Although the subject of politically-motivated lying is far too vast for such a small book, Cashill also touches on some of the hysteria about chemicals propagated by the popular press about the supposedly deadly Agent Orange and DDT, the Alex Haley Roots plagiarism scandal, the uncountable falsehoods in Michael Moore's movies, and the lunatic ravings of the late Susan Sontag, the skunk lookalike who famously called the white race "the cancer of human history."

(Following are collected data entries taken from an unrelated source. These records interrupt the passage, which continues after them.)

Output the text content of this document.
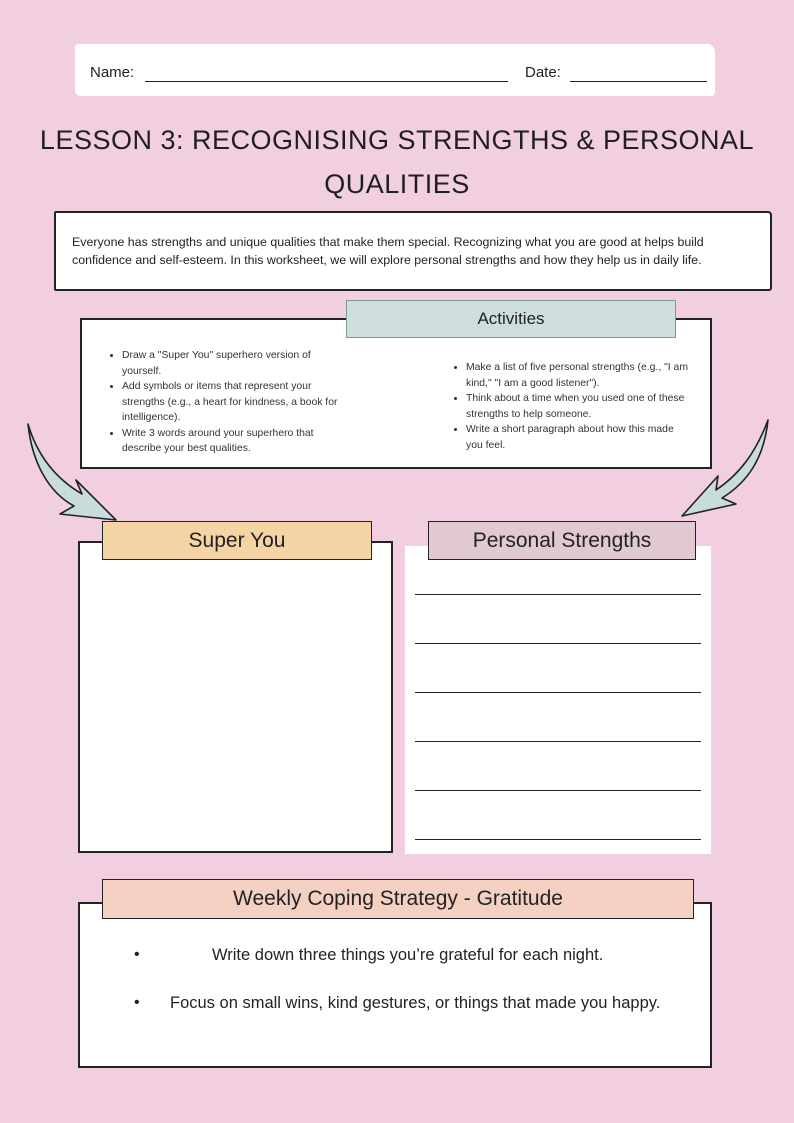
Name:	Date:
LESSON 3: RECOGNISING STRENGTHS & PERSONAL
QUALITIES
Everyone has strengths and unique qualities that make them special. Recognizing what you are good at helps build confidence and self-esteem. In this worksheet, we will explore personal strengths and how they help us in daily life.
• Draw a "Super You" superhero version of yourself.
• Add symbols or items that represent your strengths (e.g., a heart for kindness, a book for intelligence).
• Write 3 words around your superhero that describe your best qualities.
• Make a list of five personal strengths (e.g., "I am kind," "I am a good listener").
• Think about a time when you used one of these strengths to help someone.
• Write a short paragraph about how this made you feel.
Activities
Super You	Personal Strengths
•	Write down three things you’re grateful for each night.
• Focus on small wins, kind gestures, or things that made you happy.
Weekly Coping Strategy - Gratitude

For the most part, however, Cashill's many examples barely rise above a collection of rants that leave the reader wondering whether the "hijacking" of American culture is real or whether it has much long-term significance. The ideology that drives it is barely discussed. Cashill also fails to ask any larger questions. Why is the cultural establishment so riddled with people willing to fabricate and plagiarize? What is the effect of racial huckstering on race relations? What drives left-wingers to hate their own country? And what happens to a society when its culture is based so much on lies? What these examples all have in common, as Cashill sees it, is a sort of metamorphosed Marxism infecting our mainstream culture that sees everything in terms of class conflict and, like the Stalinists that inspired it, has as its goal the destruction of the West. They have already succeeded in infecting Western culture with strains of defeatism, racism, cynicism and self-hate. They continue to displace the truth with their own ideologically-inspired mythology. Anyone who respects the truth, regardless of their political viewpoint, should be concerned.